Laronix is a medical device start-up that has developed a world-first bionic voice box to restore speech for people who have lost their voice as a result of laryngeal cancer.

Laryngeal cancer occurs in the throat. Over 600 Australians are diagnosed with laryngeal cancer each year. In 2018, there was almost 100,000 people living with laryngeal cancer in the United States.

Survivors of the disease usually have their larynx removed and lose their voice as a result of a surgical procedure called laryngectomy.

Conventional artificial voice boxes on the market have to be surgically implanted and produce very robotic sounds. For women survivors of the cancer, there are no female voices available.

Dr Farzaneh Ahmadi first came across the field of voice cloning while completing her PhD at Singapore’s Nanyang Technological University. A patient came to the group she was working with a plea to help him save his voice. He was a singer. She was frustrated that they weren’t able to help him. But that was to be the driving force behind finding a solution for people like him.

Dr Ahmadi moved to Australia in 2013, taking up a postdoctoral fellowship at Western Sydney University to further her research in this area. In 2015, she invented the idea of the first functional Bionic Voice. By 2018, she had developed a proof-of-concept. In 2019, she founded Laronix Pty Ltd, setting up shop in Brisbane. 

The Bionic Voice does not require surgery. Patients wear the technology. Laryngectomy people breathe through a hole in the neck called the stoma. The Bionic Voice device sits over the patient’s stoma to monitor respiration. As the patient breathes, the breathing produces readings that drive a human vocal fold model to produce the patient’s voice. The vocal fold model is designed to learn and mimic the natural voice of the patient.

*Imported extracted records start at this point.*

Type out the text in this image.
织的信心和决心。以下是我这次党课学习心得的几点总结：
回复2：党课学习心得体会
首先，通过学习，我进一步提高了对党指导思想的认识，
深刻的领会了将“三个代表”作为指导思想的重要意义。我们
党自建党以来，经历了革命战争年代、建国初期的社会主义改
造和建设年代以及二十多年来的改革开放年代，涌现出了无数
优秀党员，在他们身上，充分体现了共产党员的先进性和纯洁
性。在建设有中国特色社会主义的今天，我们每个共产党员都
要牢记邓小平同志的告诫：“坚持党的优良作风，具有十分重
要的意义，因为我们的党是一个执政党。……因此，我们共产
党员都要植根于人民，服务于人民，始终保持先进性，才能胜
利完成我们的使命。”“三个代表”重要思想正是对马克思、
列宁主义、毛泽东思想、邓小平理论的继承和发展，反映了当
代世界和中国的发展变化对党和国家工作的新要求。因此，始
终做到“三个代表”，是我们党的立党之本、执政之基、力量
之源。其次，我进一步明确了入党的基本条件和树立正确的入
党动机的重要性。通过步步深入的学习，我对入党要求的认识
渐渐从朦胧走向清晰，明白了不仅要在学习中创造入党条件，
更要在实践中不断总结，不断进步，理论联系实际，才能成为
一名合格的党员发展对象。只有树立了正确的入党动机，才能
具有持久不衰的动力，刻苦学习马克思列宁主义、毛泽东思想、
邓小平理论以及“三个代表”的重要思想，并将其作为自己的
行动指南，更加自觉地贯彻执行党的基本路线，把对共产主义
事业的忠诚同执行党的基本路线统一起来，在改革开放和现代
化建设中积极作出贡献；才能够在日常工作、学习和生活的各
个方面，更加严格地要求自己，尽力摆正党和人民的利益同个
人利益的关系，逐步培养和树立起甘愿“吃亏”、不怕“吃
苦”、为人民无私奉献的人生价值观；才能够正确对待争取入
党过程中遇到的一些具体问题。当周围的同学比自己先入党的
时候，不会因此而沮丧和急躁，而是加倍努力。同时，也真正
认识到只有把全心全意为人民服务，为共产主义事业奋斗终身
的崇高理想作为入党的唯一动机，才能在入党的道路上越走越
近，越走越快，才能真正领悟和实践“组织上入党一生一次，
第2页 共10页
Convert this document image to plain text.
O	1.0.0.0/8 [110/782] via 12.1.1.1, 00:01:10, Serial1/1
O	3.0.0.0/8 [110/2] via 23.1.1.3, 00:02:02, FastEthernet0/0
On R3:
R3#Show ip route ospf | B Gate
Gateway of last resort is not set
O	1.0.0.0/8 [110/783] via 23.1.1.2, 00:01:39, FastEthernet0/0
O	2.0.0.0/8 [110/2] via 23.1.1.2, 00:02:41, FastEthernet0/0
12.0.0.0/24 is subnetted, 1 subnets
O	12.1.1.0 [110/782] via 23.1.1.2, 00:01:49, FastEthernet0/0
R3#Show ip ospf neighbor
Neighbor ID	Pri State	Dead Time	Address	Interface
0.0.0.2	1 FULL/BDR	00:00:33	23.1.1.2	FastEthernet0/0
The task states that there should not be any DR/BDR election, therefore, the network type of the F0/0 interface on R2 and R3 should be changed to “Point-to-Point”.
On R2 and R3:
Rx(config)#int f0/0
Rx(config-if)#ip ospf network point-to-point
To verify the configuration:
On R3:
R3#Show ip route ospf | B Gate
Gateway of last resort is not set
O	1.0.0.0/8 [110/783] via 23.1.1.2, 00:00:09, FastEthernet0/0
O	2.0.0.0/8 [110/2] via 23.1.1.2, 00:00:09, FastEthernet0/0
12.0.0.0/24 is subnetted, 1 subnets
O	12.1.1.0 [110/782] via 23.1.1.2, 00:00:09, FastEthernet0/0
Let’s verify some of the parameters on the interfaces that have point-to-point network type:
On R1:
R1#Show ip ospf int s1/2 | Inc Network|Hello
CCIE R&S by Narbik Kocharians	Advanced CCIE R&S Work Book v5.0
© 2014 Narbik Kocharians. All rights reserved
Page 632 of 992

Dr Ahmadi said the Laronix Bionic Voice was a Queensland-made technology.

“In a global-first, it allows laryngectomy people across Australia and the United States to speak with a male or female voice – and to sing as well,” Dr Ahmadi said.

Laronix has partnered with two prominent university hospitals in America and Australia and has performed successful clinical trials of the solution before moving on to scaled manufacturing. The technology has regulatory approvals – TGA and FDA - in Australia and the United States of America.

Laronix received $197,500 in Ignite Ideas Funding in 2022 to commercialise its voice-cloning technology.

The technology could also have application for over 80,000 Parkinson’s disease patients in Australia. Changes in speech and vocal articulation are common symptoms of Parkinson’s disease.

The company currently has offices in Brisbane and New York and employs 9 people.

Key facts

  • Laronix was a Major Prize Winner in the category of Bionic Implants and Organs in Bionic Queensland’s 2021 Bionics Challenge. This award granted Laronix $50,000 (excluding GST).
  • They were also funded $551,000 in 2021 through the Federal Government’s Accelerating Commercialisation program.
  • They have recently closed a $2 million funding round with the support of some of Australia’s most successful start-up founders, including Modibodi Founder
    Ms Kristy Chong.
  • The biomedical industry in Queensland contributes $2.1 billion to the state economy and employs about 12,400 people.